It's becoming more and more common that adult children are moving back in with their parents. Even though the economy is improving and the job market is starting to gain traction again, wages are down and the cost of living is up. According to the Wall Street Journal, the decision to let your kids move back into their old rooms could cost you somewhere between $8,000-$18,000 a year. And it doesn't just take a monetary toll. Emotions can run high as your kids are trying to reconcile their independence with their dependence on you.
Don't treat them like you did when they were kids
The most important thing for you not to do at this point is to treat them like you did when they were kids. They probably don't want you poking around in their business all the time, and they certainly don't need a curfew. On the other hand, they're adults now and they should act like it.
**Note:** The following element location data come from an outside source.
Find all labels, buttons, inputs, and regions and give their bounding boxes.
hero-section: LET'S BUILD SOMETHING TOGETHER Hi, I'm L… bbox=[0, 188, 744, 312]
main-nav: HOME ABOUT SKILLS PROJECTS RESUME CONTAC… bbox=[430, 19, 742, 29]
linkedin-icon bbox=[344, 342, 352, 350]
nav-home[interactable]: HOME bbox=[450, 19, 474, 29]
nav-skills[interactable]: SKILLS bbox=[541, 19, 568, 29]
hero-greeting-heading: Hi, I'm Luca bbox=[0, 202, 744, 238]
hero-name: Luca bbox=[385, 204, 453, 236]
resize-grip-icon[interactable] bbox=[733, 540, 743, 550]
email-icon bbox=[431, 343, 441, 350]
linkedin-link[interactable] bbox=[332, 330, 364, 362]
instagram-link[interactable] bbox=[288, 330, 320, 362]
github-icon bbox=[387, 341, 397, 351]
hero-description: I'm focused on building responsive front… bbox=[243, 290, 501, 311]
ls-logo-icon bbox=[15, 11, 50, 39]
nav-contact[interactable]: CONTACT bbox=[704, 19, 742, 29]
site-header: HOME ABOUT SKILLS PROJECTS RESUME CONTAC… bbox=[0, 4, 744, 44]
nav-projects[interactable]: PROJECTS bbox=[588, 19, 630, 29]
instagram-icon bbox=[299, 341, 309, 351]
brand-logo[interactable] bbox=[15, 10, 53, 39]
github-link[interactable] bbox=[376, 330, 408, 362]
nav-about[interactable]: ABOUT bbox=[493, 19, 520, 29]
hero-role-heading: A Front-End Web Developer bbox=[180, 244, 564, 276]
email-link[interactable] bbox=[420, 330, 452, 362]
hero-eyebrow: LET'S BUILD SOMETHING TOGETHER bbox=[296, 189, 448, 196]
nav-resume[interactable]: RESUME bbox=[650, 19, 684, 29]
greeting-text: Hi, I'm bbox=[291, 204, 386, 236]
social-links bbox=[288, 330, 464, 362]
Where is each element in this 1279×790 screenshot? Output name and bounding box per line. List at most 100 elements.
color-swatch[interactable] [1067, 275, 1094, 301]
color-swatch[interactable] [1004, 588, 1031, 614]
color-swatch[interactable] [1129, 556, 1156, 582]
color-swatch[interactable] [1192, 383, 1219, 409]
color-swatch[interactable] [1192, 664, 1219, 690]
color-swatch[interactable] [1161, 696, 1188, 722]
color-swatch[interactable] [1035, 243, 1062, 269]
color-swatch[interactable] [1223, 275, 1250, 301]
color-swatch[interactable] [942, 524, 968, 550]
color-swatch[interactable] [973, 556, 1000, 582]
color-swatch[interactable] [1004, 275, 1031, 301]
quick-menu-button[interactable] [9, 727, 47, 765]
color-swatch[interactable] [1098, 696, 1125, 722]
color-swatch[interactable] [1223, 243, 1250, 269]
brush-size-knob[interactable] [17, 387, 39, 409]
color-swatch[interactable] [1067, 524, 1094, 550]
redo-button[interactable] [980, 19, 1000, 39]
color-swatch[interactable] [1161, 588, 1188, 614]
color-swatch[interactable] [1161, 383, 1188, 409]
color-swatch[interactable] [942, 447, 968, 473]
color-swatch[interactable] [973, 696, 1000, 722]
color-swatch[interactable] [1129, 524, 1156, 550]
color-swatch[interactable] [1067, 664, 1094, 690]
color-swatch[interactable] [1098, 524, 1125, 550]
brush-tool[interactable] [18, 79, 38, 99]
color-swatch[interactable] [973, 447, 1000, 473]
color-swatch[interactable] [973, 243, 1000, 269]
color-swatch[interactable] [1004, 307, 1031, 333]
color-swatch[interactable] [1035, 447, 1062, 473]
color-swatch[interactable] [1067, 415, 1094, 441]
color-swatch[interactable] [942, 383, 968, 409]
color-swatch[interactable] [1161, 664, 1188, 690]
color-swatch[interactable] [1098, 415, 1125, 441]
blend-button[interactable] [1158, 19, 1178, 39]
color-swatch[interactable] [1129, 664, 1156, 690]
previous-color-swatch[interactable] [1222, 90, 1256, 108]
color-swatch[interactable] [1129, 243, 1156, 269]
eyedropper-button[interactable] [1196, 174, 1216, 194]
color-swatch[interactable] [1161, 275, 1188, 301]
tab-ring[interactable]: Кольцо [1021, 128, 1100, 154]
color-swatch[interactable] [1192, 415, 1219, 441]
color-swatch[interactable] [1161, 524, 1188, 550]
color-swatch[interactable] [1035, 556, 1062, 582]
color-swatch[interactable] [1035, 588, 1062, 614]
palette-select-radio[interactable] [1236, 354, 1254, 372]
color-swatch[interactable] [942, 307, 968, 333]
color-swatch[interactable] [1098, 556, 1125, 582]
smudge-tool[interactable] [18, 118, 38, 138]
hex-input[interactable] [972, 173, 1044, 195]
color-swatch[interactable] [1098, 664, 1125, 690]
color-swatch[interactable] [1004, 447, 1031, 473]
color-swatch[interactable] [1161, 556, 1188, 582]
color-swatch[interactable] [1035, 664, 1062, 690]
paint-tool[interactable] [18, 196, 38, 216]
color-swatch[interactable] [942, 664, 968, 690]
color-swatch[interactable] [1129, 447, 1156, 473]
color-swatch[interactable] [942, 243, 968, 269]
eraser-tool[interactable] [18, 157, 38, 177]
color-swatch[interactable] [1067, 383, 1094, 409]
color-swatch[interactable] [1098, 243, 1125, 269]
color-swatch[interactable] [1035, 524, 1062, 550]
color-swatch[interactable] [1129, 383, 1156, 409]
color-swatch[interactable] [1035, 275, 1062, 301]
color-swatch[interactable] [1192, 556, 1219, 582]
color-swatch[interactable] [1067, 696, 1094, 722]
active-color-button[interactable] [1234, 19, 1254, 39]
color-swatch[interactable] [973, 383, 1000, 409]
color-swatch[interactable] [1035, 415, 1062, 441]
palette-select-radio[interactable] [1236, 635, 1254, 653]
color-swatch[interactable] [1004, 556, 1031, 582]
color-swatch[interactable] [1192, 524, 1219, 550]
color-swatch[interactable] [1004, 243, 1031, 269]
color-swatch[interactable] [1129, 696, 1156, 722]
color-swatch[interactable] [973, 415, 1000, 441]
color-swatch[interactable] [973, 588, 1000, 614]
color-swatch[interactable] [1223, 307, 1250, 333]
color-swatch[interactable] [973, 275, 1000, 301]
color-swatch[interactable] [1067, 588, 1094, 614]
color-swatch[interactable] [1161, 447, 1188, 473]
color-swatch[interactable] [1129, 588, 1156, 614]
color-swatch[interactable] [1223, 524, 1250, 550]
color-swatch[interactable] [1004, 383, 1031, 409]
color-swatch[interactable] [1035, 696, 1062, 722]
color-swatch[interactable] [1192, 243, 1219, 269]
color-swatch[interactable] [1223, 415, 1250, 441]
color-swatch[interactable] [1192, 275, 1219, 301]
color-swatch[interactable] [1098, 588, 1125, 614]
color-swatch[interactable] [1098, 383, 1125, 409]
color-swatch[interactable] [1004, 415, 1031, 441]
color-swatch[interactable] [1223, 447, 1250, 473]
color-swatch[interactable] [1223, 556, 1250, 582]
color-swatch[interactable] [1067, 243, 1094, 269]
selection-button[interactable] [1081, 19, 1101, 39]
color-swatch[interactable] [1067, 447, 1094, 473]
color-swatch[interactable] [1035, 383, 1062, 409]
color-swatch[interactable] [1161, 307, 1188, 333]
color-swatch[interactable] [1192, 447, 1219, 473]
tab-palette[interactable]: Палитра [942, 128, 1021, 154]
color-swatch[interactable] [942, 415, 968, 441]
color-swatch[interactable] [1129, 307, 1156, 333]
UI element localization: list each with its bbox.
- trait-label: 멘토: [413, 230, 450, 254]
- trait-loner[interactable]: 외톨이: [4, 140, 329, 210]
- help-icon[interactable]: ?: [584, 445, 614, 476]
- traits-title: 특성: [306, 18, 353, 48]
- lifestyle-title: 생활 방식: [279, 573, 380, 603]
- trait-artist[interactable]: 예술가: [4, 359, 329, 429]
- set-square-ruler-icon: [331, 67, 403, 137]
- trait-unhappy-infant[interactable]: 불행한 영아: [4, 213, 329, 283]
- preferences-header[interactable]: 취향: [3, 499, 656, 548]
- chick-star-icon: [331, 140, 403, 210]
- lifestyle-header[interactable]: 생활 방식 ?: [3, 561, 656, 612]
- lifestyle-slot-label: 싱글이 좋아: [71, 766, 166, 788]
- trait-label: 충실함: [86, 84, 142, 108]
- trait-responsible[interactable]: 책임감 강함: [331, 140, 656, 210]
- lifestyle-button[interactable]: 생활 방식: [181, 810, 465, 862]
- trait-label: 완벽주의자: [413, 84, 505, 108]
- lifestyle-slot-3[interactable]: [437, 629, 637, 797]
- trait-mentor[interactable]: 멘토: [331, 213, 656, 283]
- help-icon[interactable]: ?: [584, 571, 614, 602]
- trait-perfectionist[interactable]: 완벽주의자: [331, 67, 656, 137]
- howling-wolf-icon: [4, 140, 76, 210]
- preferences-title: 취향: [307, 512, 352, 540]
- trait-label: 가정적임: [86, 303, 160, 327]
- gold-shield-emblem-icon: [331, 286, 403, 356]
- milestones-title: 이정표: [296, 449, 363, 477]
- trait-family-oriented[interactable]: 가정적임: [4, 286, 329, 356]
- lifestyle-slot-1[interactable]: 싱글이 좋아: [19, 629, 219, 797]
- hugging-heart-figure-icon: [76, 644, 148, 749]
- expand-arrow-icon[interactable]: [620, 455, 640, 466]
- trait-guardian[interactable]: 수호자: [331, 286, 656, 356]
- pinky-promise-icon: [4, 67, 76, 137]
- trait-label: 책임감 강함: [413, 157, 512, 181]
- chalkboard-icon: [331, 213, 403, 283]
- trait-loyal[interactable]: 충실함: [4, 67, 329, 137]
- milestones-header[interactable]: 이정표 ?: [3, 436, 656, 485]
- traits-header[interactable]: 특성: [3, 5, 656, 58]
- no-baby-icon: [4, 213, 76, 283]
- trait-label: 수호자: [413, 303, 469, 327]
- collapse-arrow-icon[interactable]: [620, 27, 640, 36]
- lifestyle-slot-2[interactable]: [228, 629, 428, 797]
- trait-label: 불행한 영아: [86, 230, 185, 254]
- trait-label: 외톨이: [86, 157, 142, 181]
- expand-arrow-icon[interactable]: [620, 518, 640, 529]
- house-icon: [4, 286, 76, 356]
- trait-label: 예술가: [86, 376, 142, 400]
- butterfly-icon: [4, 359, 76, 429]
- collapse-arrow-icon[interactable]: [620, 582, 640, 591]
Establish some ground rules that involve them helping around the house with cooking, cleaning and yard work. You're doing them a favor by letting them stay, so it's not OK if they spend all their free time lounging around or playing video games.
Should you charge rent?
When it comes to rent, utilities and food, this should be entirely based on what you think is fair. There is no ancient parent code that says you're a bad person if you charge your child rent. But if you choose not to, make sure you compensate with the aforementioned cooking, cleaning, etc. Giving them a full free ride is likely to keep them around longer than you really want.
Should you give them a deadline?
The last thing you want is for your kids to get too comfortable back at home. Even if you love having them around, it hinders their own development to remain dependent on you for longer than is needful. Consider giving them a deadline as to when they should be stable enough to be back on their own. While there are certainly extenuating circumstances, refrain from enabling irresponsible behavior that could plague them the rest of their lives.
Acknowledge that it isn't easy
As much as you love your children, and vice versa, living together simply isn't going to always be rainbows and unicorns. Your kids are older now and more independent in their thinking. Their opinions likely differ from yours. The faster you recognize that, the easier it will become to get along together. Take the time to communicate with them about any expectations you might have, and listen to their expectations too. They're probably only a little more mature than when they left you the first time, so they're still going to make mistakes. Accept that, and allow it to help you become a more empathetic and loving parent.
The underlying thread in all of this is to make sure you have proper communication before and during your child's stay with you. Be open about what you expect in regards to finances, other help and how long the stay should be. Additionally, recognize that your child is an adult now and that things won't always be peachy. Enjoy the closeness, but don't forget the goal which is to help your child become his best self.